Si l’opinion des français et le soutien qui en découle semblent solidement ancrés, ils n’en demeurent pas moins révisables. En effet, la perception que les français ont des politiques climatiques tient principalement à l’efficacité qui leur est attribuée. Ainsi, plus les français sont renseignés sur les effets des politiques climatiques, plus leur soutien à celles-ci est important. L’accès à l’information est donc un critère essentiel dans l’explication et la variation du soutien apporté à ces politiques. Pour la taxe carbone avec transferts par exemple, le soutien à cette mesure ne devient majoritaire qu’après deux visionnages de vidéos pédagogiques offrant des explications objectives.

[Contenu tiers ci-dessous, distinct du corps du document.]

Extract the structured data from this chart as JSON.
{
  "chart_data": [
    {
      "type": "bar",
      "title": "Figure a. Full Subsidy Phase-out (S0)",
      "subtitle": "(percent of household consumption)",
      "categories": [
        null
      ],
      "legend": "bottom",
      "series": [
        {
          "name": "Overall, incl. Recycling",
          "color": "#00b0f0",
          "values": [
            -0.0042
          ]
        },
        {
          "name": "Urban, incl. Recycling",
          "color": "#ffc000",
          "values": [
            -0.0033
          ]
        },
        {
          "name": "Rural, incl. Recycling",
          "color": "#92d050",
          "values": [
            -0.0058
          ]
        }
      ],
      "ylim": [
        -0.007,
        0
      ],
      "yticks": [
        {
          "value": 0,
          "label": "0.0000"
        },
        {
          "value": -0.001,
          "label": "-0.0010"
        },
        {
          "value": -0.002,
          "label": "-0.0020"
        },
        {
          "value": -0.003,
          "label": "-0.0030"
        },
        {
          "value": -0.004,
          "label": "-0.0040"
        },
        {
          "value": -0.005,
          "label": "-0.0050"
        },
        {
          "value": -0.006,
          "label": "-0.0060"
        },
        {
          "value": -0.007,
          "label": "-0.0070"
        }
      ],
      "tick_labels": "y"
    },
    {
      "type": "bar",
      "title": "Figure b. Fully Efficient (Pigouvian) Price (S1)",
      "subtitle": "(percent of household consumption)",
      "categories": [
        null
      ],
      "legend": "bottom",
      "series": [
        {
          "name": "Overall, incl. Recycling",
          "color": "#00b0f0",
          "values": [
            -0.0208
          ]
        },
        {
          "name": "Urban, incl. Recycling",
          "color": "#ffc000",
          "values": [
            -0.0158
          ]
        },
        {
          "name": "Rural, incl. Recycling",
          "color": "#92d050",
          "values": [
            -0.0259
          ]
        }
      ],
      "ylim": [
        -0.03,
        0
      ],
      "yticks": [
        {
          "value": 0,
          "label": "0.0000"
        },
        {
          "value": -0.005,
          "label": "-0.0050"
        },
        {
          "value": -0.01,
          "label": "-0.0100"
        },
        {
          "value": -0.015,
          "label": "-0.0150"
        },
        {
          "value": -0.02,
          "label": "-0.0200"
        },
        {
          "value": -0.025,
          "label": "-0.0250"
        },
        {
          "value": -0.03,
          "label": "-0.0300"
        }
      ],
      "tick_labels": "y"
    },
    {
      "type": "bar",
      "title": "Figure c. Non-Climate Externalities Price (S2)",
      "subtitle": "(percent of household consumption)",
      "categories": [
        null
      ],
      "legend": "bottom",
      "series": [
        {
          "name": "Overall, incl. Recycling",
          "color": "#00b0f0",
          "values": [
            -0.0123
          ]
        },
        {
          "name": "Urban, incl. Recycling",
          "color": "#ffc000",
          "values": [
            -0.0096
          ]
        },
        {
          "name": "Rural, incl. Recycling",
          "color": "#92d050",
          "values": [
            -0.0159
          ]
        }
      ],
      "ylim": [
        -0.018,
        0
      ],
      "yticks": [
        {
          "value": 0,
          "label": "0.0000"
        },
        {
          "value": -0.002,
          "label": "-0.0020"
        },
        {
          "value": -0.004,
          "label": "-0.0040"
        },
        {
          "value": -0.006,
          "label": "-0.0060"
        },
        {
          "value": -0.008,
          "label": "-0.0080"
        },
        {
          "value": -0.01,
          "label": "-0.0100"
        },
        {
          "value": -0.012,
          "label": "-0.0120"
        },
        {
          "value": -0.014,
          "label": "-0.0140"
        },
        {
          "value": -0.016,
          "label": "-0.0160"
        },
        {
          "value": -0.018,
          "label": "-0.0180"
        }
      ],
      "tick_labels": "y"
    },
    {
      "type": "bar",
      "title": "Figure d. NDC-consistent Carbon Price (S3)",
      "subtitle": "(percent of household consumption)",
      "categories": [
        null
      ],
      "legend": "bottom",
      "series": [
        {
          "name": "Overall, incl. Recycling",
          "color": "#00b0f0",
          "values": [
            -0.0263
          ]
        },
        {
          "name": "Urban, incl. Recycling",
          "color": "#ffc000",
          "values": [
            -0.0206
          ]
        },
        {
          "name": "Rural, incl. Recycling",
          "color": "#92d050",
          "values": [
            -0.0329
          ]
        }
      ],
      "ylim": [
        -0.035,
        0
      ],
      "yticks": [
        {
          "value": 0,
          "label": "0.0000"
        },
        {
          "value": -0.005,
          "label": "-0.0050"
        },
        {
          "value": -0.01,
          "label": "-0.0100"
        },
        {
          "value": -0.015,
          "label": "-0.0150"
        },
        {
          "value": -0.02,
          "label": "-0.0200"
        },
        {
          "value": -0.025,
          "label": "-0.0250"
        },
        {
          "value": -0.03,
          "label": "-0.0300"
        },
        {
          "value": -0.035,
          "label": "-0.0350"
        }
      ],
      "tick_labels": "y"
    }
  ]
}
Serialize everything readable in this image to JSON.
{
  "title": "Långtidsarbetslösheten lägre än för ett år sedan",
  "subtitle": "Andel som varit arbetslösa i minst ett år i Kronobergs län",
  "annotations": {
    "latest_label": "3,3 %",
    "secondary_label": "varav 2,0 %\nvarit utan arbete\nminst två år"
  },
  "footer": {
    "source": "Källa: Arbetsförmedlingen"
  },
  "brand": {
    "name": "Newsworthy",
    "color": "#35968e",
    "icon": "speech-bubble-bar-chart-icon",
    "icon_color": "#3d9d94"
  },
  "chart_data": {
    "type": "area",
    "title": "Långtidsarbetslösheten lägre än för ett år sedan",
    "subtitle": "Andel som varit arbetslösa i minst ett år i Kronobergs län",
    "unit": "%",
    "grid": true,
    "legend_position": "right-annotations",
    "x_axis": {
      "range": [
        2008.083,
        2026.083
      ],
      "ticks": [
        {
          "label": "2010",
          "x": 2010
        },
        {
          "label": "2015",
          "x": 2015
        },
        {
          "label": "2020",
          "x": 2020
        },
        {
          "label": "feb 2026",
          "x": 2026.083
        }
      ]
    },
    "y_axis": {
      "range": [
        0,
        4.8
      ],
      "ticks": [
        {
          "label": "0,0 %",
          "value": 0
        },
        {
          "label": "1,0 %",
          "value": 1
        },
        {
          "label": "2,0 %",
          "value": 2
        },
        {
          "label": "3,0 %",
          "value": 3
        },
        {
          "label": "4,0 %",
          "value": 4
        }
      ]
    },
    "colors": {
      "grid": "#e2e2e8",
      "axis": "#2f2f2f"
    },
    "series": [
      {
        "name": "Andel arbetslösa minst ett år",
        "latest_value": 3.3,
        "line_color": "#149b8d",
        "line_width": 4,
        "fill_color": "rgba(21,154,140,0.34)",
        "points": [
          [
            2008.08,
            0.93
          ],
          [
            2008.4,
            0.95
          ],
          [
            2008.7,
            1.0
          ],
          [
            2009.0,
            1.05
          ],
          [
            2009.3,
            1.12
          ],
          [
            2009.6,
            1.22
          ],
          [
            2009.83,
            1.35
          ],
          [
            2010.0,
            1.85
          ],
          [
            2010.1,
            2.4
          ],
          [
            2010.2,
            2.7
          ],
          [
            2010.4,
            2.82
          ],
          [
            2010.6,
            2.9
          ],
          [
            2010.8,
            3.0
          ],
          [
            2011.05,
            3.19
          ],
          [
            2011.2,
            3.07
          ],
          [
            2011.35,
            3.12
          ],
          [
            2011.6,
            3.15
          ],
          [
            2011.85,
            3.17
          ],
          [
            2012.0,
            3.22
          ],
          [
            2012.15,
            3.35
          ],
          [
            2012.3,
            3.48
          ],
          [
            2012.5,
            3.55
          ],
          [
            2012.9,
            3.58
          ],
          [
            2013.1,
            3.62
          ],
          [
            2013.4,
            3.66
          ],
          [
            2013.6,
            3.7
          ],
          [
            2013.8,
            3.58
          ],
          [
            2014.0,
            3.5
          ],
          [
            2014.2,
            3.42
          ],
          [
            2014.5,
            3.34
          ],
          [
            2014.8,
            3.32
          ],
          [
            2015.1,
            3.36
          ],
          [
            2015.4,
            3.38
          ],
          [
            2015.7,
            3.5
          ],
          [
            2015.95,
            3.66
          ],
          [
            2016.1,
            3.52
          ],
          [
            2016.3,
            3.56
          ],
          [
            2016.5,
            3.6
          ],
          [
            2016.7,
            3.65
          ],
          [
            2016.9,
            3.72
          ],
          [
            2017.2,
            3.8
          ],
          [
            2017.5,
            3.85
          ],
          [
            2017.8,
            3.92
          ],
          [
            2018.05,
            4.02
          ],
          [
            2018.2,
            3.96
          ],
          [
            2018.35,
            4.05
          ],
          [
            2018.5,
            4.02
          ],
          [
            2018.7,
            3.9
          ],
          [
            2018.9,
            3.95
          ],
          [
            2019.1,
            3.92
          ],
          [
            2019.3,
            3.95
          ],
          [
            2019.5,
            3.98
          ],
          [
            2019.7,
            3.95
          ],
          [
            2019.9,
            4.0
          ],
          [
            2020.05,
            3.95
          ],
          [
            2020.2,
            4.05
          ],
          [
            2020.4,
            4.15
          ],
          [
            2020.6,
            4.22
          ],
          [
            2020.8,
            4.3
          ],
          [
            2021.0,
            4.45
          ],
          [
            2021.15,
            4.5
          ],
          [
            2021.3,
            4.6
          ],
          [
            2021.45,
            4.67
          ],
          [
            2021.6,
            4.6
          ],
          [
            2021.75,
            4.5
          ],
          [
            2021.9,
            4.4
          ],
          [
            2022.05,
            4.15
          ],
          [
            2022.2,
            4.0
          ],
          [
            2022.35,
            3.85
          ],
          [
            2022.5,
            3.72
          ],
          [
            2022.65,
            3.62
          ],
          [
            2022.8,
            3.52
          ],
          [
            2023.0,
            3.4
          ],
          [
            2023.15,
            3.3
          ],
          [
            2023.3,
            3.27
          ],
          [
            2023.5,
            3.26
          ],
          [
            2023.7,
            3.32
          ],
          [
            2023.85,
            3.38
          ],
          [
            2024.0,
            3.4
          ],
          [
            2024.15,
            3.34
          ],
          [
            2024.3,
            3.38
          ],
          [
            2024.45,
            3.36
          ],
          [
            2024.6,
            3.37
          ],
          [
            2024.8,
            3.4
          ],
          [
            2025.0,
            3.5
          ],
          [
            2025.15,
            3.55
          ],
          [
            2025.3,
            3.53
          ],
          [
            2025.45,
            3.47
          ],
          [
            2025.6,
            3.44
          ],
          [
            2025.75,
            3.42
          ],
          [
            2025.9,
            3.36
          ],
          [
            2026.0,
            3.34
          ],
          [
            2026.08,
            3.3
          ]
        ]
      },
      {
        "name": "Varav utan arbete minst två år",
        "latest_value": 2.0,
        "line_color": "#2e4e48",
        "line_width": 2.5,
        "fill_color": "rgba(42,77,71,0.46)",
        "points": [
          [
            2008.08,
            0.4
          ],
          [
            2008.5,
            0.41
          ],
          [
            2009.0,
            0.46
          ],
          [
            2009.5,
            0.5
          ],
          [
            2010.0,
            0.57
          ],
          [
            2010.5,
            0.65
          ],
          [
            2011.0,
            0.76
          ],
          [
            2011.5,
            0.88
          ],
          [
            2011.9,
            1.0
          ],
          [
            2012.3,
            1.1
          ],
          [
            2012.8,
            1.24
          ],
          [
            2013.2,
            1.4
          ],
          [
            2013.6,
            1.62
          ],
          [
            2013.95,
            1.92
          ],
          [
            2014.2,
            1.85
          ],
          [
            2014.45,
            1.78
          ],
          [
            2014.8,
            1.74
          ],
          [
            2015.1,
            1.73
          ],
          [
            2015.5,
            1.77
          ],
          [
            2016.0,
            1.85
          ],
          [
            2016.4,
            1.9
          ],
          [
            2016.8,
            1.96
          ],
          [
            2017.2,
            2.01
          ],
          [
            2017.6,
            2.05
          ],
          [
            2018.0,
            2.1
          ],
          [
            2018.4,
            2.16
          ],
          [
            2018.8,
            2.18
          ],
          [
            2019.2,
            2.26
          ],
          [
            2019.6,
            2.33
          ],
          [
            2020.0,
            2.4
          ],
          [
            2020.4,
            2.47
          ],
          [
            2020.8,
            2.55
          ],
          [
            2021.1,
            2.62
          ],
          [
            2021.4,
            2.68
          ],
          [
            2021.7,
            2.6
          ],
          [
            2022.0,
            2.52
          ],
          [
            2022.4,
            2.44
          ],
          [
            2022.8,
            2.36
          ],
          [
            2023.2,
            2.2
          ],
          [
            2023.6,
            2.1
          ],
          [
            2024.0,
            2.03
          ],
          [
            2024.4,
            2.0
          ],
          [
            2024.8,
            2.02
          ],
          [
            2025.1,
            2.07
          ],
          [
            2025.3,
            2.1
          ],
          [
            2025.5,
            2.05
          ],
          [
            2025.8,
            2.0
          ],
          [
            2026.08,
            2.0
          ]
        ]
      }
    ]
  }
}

La désapprobation de cette politique climatique se heurte donc au pouvoir éclairant de l’information.
Toutes les politiques climatiques sont-elles soumises au même jugement de la part des français ?
Une fois l’information et la transparence accessibles, comment expliquer les différences de soutien selon les politiques climatiques ? Contrairement aux idées reçues, les facteurs socio-démographiques expliquent seulement 14% du soutien des français aux politiques climatiques. Ce sont le financement et l’utilisation des recettes générées par une politique climatique qui modifient le soutien des français. Ainsi, ces derniers sont en faveur d’un financement via l’impôt sur les plus riches et de l’investissement dans des alternatives vertes grâce aux recettes générées. Toutefois, certains facteurs socio-démographiques ne sont pas à négliger dans l’explication du soutien aux politiques climatiques des français. L’âge demeure un critère essentiel dans cette explication, les jeunes étant plus enclins à soutenir ces politiques. Le positionnement politique est aussi fortement corrélé en France au soutien à ces mesures : les personnes se revendiquant plutôt à droite expriment plus de réticence face aux politiques climatiques que les personnes se revendiquant de gauche.
In fine, le soutien des français aux politiques climatiques tient à des facteurs bien précis et constitue une spécificité française.